Stonewielder serait-il le déclic tant attendu d’Ian C. Esslemont ? C’est en tout cas une impression générale très positive qui se dégage de ce troisième roman malazéen du collègue de Steven Erikson.
En effet, après un Night of Knives plutôt anecdotique et un Return of the Crimson Guard sympathique mais pas exempt de gros défauts, Esslemont nous offre avec Stonewielder un roman mieux construit, moins brouillon et surtout bien plus captivant.
En restreignant le nombre de points de vue tout en en gardant assez pour avoir un aperçu panoramique de Korel, un continent que l’on découvre en détail pour la première fois, l’auteur évite le joyeux bazar de son roman précédent et trouve une clarté qui correspond bien mieux à son style. Les évènements s’enchaînent alors avec beaucoup plus de fluidité et le lecteur n’est plus laissé sur le bord de la route.

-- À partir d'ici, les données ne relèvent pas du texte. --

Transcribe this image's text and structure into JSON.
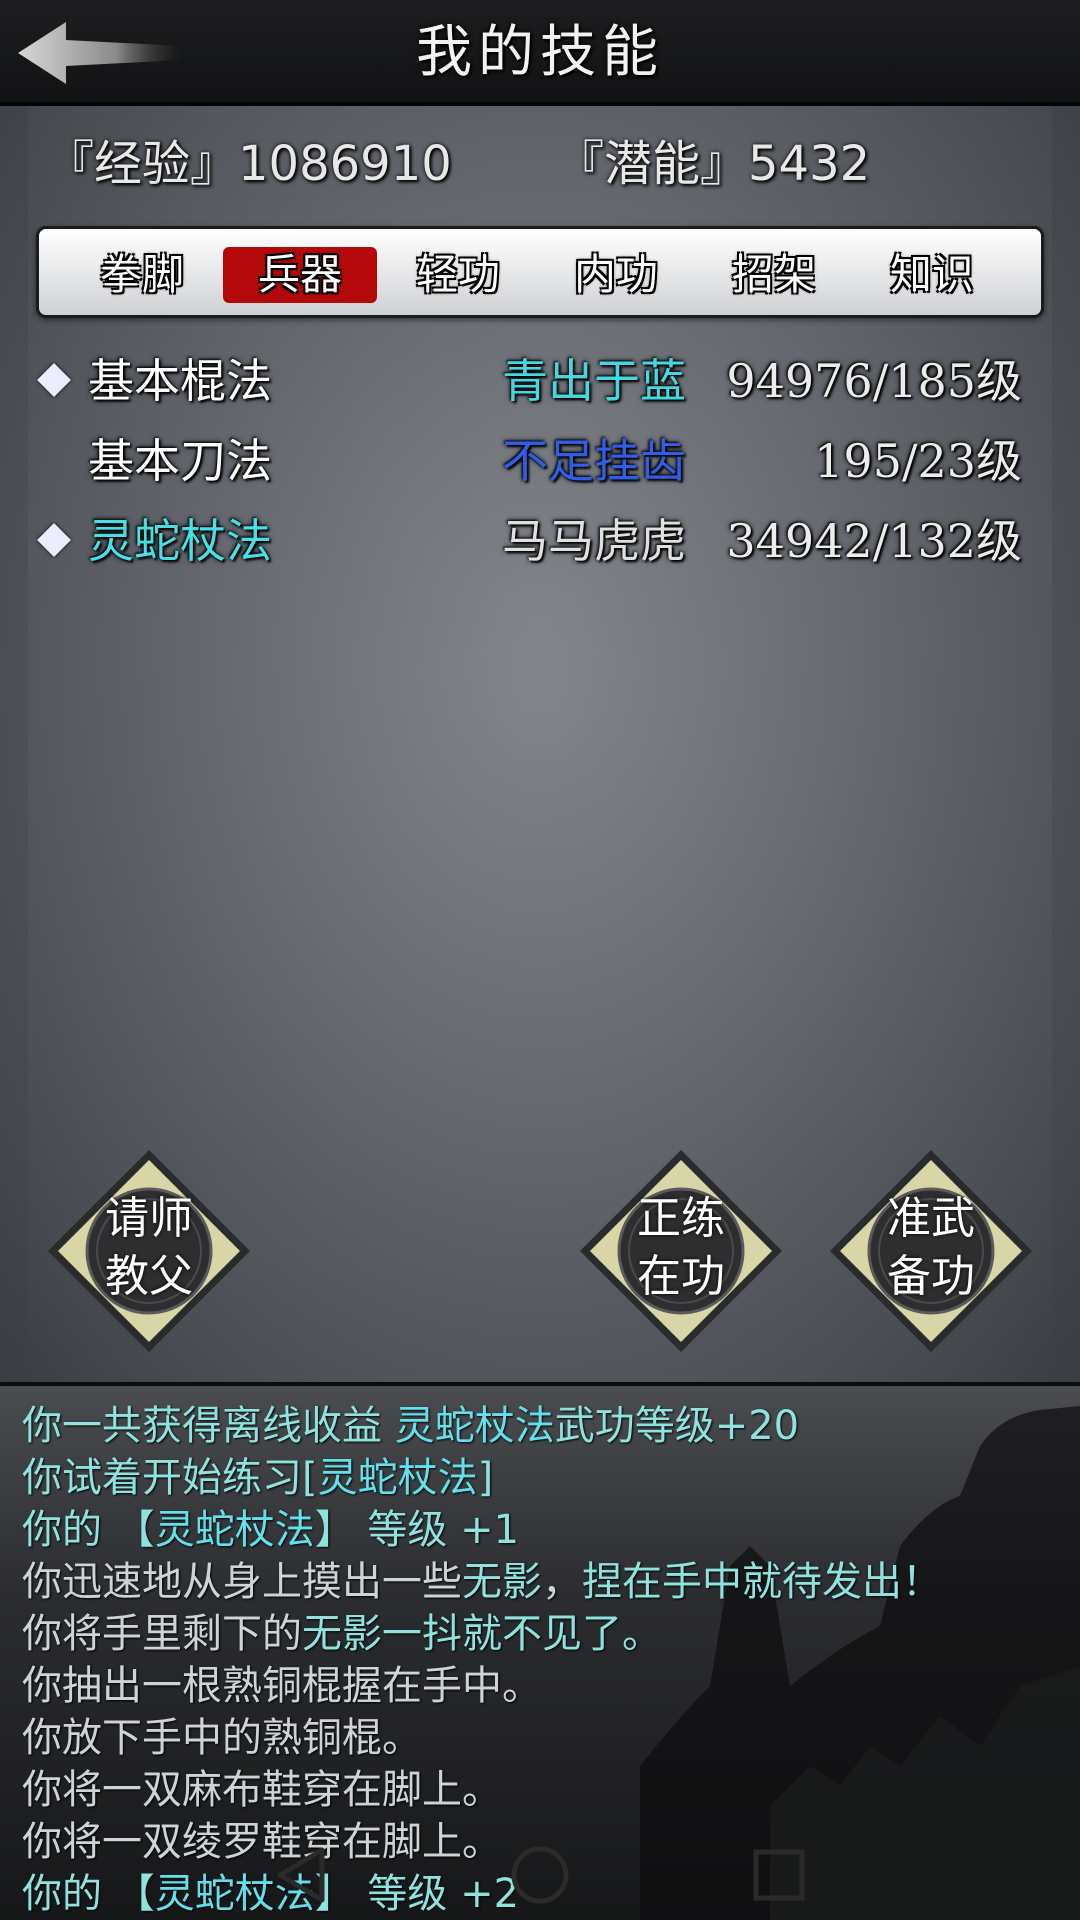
{
  "header": {
    "title": "我的技能"
  },
  "stats": {
    "experience": "『经验』1086910",
    "potential": "『潜能』5432"
  },
  "tabs": [
    {
      "label": "拳脚"
    },
    {
      "label": "兵器"
    },
    {
      "label": "轻功"
    },
    {
      "label": "内功"
    },
    {
      "label": "招架"
    },
    {
      "label": "知识"
    }
  ],
  "active_tab": 1,
  "skills": [
    {
      "name": "基本棍法",
      "grade": "青出于蓝",
      "level": "94976/185级",
      "marked": true
    },
    {
      "name": "基本刀法",
      "grade": "不足挂齿",
      "level": "195/23级",
      "marked": false
    },
    {
      "name": "灵蛇杖法",
      "grade": "马马虎虎",
      "level": "34942/132级",
      "marked": true
    }
  ],
  "actions": {
    "teacher": {
      "line1": "请师",
      "line2": "教父"
    },
    "practice": {
      "line1": "正练",
      "line2": "在功"
    },
    "prepare": {
      "line1": "准武",
      "line2": "备功"
    }
  },
  "log": [
    {
      "parts": [
        {
          "t": "你一共获得离线收益 ",
          "c": "teal"
        },
        {
          "t": "灵蛇杖法",
          "c": "cyan"
        },
        {
          "t": "武功等级+20",
          "c": "teal"
        }
      ]
    },
    {
      "parts": [
        {
          "t": "你试着开始练习[",
          "c": "teal"
        },
        {
          "t": "灵蛇杖法",
          "c": "cyan"
        },
        {
          "t": "]",
          "c": "teal"
        }
      ]
    },
    {
      "parts": [
        {
          "t": "你的 【",
          "c": "teal"
        },
        {
          "t": "灵蛇杖法",
          "c": "cyan"
        },
        {
          "t": "】 等级 +1",
          "c": "teal"
        }
      ]
    },
    {
      "parts": [
        {
          "t": "你迅速地从身上摸出一些",
          "c": "gray"
        },
        {
          "t": "无影",
          "c": "teal"
        },
        {
          "t": "，",
          "c": "gray"
        },
        {
          "t": "捏在手中就待发出！",
          "c": "teal"
        }
      ]
    },
    {
      "parts": [
        {
          "t": "你将手里剩下的",
          "c": "gray"
        },
        {
          "t": "无影",
          "c": "teal"
        },
        {
          "t": "一抖就不见了。",
          "c": "teal"
        }
      ]
    },
    {
      "parts": [
        {
          "t": "你抽出一根熟铜棍握在手中。",
          "c": "gray"
        }
      ]
    },
    {
      "parts": [
        {
          "t": "你放下手中的熟铜棍。",
          "c": "gray"
        }
      ]
    },
    {
      "parts": [
        {
          "t": "你将一双麻布鞋穿在脚上。",
          "c": "gray"
        }
      ]
    },
    {
      "parts": [
        {
          "t": "你将一双绫罗鞋穿在脚上。",
          "c": "gray"
        }
      ]
    },
    {
      "parts": [
        {
          "t": "你的 【",
          "c": "teal"
        },
        {
          "t": "灵蛇杖法",
          "c": "cyan"
        },
        {
          "t": "】 等级 +2",
          "c": "teal"
        }
      ]
    }
  ],
  "colors": {
    "accent_red": "#b4090b",
    "grade_teal": "#46d8e0",
    "grade_blue": "#2f5fe8",
    "grade_gray": "#e0e0e0",
    "log_teal": "#8fe3df",
    "log_cyan": "#63e1ea"
  },
  "icons": {
    "back": "back-arrow-icon",
    "nav_back": "nav-back-icon",
    "nav_home": "nav-home-icon",
    "nav_recent": "nav-recent-icon"
  }
}
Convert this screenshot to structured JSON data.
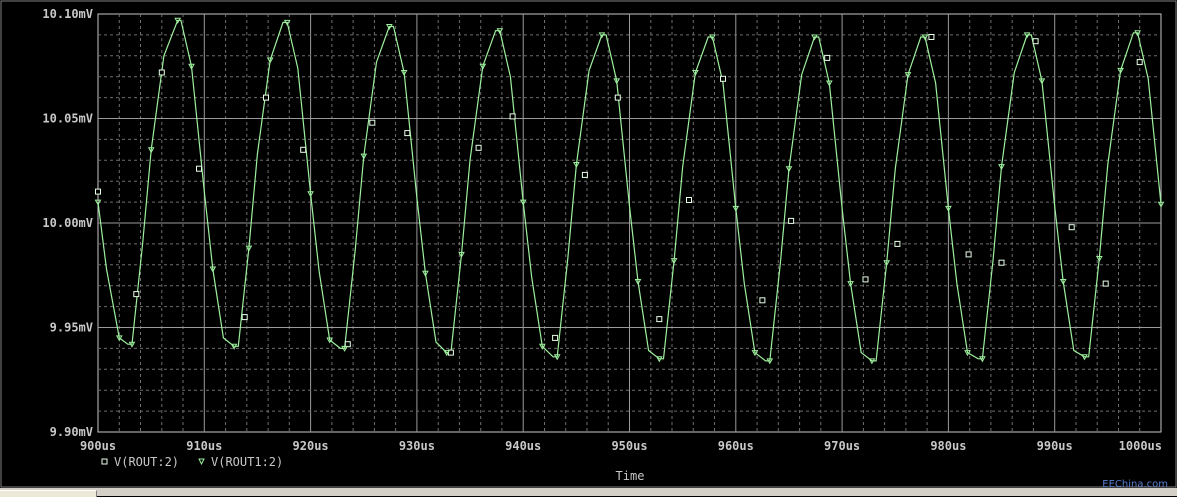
{
  "chart_data": {
    "type": "line",
    "xlabel": "Time",
    "xlim": [
      900,
      1000
    ],
    "ylim": [
      9.9,
      10.1
    ],
    "x_ticks": [
      900,
      910,
      920,
      930,
      940,
      950,
      960,
      970,
      980,
      990,
      1000
    ],
    "x_tick_labels": [
      "900us",
      "910us",
      "920us",
      "930us",
      "940us",
      "950us",
      "960us",
      "970us",
      "980us",
      "990us",
      "1000us"
    ],
    "y_ticks": [
      9.9,
      9.95,
      10.0,
      10.05,
      10.1
    ],
    "y_tick_labels": [
      "9.90mV",
      "9.95mV",
      "10.00mV",
      "10.05mV",
      "10.10mV"
    ],
    "grid": true,
    "legend_position": "bottom-left",
    "trace_color": "#9ef09e",
    "series": [
      {
        "name": "V(ROUT:2)",
        "marker": "square",
        "x": [
          900.0,
          903.6,
          906.0,
          909.5,
          913.8,
          915.8,
          919.3,
          923.5,
          925.8,
          929.1,
          933.2,
          935.8,
          939.0,
          943.0,
          945.8,
          948.9,
          952.8,
          955.6,
          958.8,
          962.5,
          965.2,
          968.6,
          972.2,
          975.2,
          978.4,
          981.9,
          985.0,
          988.2,
          991.6,
          994.8,
          998.0
        ],
        "y": [
          10.015,
          9.966,
          10.072,
          10.026,
          9.955,
          10.06,
          10.035,
          9.942,
          10.048,
          10.043,
          9.938,
          10.036,
          10.051,
          9.945,
          10.023,
          10.06,
          9.954,
          10.011,
          10.069,
          9.963,
          10.001,
          10.079,
          9.973,
          9.99,
          10.089,
          9.985,
          9.981,
          10.087,
          9.998,
          9.971,
          10.077
        ]
      },
      {
        "name": "V(ROUT1:2)",
        "marker": "triangle-down",
        "x": [
          900.0,
          900.8,
          902.0,
          902.8,
          903.2,
          904.2,
          905.0,
          906.2,
          907.5,
          907.8,
          908.8,
          910.0,
          910.8,
          911.8,
          912.8,
          913.2,
          914.2,
          915.0,
          916.2,
          917.4,
          917.8,
          918.8,
          920.0,
          920.8,
          921.8,
          922.8,
          923.2,
          924.2,
          925.0,
          926.2,
          927.4,
          927.8,
          928.8,
          930.0,
          930.8,
          931.8,
          932.8,
          933.2,
          934.2,
          935.0,
          936.2,
          937.4,
          937.8,
          938.8,
          940.0,
          940.8,
          941.8,
          942.8,
          943.2,
          944.2,
          945.0,
          946.2,
          947.4,
          947.8,
          948.8,
          950.0,
          950.8,
          951.8,
          952.8,
          953.2,
          954.2,
          955.0,
          956.2,
          957.4,
          957.8,
          958.8,
          960.0,
          960.8,
          961.8,
          962.8,
          963.2,
          964.2,
          965.0,
          966.2,
          967.4,
          967.8,
          968.8,
          970.0,
          970.8,
          971.8,
          972.8,
          973.2,
          974.2,
          975.0,
          976.2,
          977.4,
          977.8,
          978.8,
          980.0,
          980.8,
          981.8,
          982.8,
          983.2,
          984.2,
          985.0,
          986.2,
          987.4,
          987.8,
          988.8,
          990.0,
          990.8,
          991.8,
          992.8,
          993.2,
          994.2,
          995.0,
          996.2,
          997.4,
          997.8,
          998.8,
          1000.0
        ],
        "y": [
          10.01,
          9.978,
          9.945,
          9.942,
          9.942,
          9.99,
          10.035,
          10.08,
          10.097,
          10.097,
          10.075,
          10.015,
          9.978,
          9.945,
          9.941,
          9.941,
          9.988,
          10.033,
          10.078,
          10.096,
          10.096,
          10.074,
          10.014,
          9.977,
          9.944,
          9.94,
          9.94,
          9.987,
          10.032,
          10.077,
          10.094,
          10.094,
          10.072,
          10.012,
          9.976,
          9.943,
          9.938,
          9.938,
          9.985,
          10.03,
          10.075,
          10.092,
          10.092,
          10.07,
          10.01,
          9.974,
          9.941,
          9.936,
          9.936,
          9.983,
          10.028,
          10.073,
          10.09,
          10.09,
          10.068,
          10.008,
          9.972,
          9.939,
          9.935,
          9.935,
          9.982,
          10.027,
          10.072,
          10.089,
          10.089,
          10.067,
          10.007,
          9.971,
          9.938,
          9.934,
          9.934,
          9.981,
          10.026,
          10.071,
          10.089,
          10.089,
          10.067,
          10.007,
          9.971,
          9.938,
          9.934,
          9.934,
          9.981,
          10.026,
          10.071,
          10.089,
          10.089,
          10.067,
          10.007,
          9.971,
          9.938,
          9.935,
          9.935,
          9.982,
          10.027,
          10.072,
          10.09,
          10.09,
          10.068,
          10.008,
          9.972,
          9.939,
          9.936,
          9.936,
          9.983,
          10.028,
          10.073,
          10.091,
          10.091,
          10.069,
          10.009
        ]
      }
    ]
  },
  "watermark_text": "EEChina.com"
}
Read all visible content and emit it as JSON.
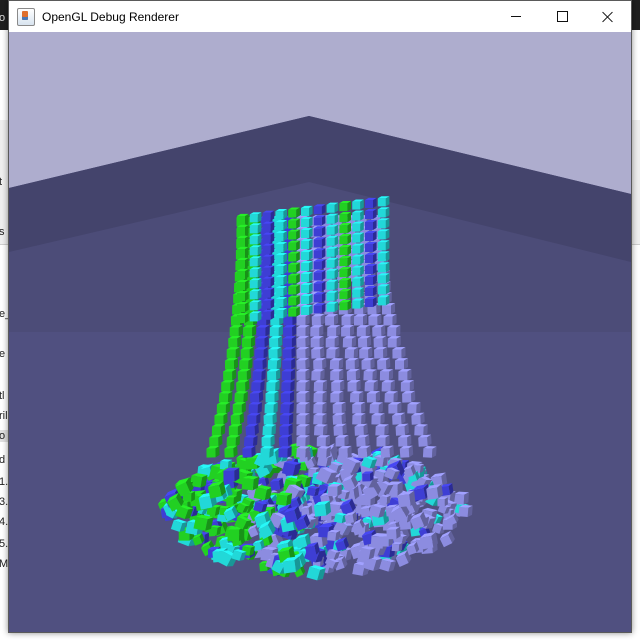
{
  "window": {
    "title": "OpenGL Debug Renderer",
    "controls": [
      "minimize",
      "maximize",
      "close"
    ]
  },
  "background_app": {
    "fragments": [
      "o",
      "t",
      "s",
      "e_",
      "e",
      "tl",
      "ril",
      "o",
      "d",
      "1.",
      "3.",
      "4.",
      "5.",
      "M"
    ]
  },
  "scene": {
    "description_colors": {
      "sky": "#aeadce",
      "back_wall": "#46466c",
      "floor": "#5a5a8c",
      "green": "#22d022",
      "cyan": "#22d8d8",
      "blue": "#3e3ed4",
      "lavender": "#8c8ce0"
    }
  }
}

On a ainsi l’impression qu’Esslemont s’affirme et trouve enfin sa voix, clairement différente de celle d’Erikson. C’est d’autant plus agréable que l’on peut maintenant déclarer cela sans une pointe de regret, sans cette petite mesquinerie qui avant nous faisait dire : « Si seulement Steven Erikson s’en était chargé… ». Certes, on ne retrouve pas le souffle et les différents niveaux de lecture des écrits d’Erikson, mais ce qu’Esselmont perd en profondeur, il le gagne en rythme. C’est bien simple : pas une seule page de Stonewielder n’est superflue et chaque évènement décrit est là pour faire avancer l’intrigue. Une intrigue d’ailleurs très solide, remplie de mystères, de batailles épiques et de personnages charismatiques qui, alliée à ce rythme effréné, donne un roman difficile à reposer une fois entamé. On regrettera simplement une fin un peu précipitée, en espérant des éclaircissements sur certains points dans les prochains tomes.
Par ailleurs, l’évolution du parcours d’écrivain d’Ian C. Esslemont est particulièrement flagrante si l’on s’intéresse aux personnages et à leurs dialogues. Des protagonistes comme Kiska, Kyle ou Rillish, que l’on avait rencontrés dans les deux tomes précédents sans vraiment s’y attacher, ont maintenant de quoi devenir des personnages beaucoup plus emblématiques de l’univers malazéen. Leur avoir donné la parole avec un style beaucoup plus naturel n’est sûrement pas étranger à ce fait.
Enfin, autre agréable surprise, l’auteur canadien s’attaque à un aspect très présent dans l’œuvre d’Erikson mais encore trop rare dans ses propres livres : l’humour, absurde notamment. Et avec l’introduction de Manask, un voleur à la subtilité déconcertante, Esslemont prouve qu’il est aussi à l’aise dans ce genre que son grand ami.
Vous l’aurez compris, Stonewielder s’impose comme le roman malazéen que l’on souhaitait lire de la part d’Ian C. Esslemont depuis la parution du premier tome de son cycle : un livre à l’approche différente de celle de Steven Erikson, plus axé sur l’action, qui vient certes enrichir la mythologie du Livre malazéen des glorieux défunts mais n’en oublie pas moins d’exister comme un tout cohérent en dehors de l’ombre de la saga qui le précède.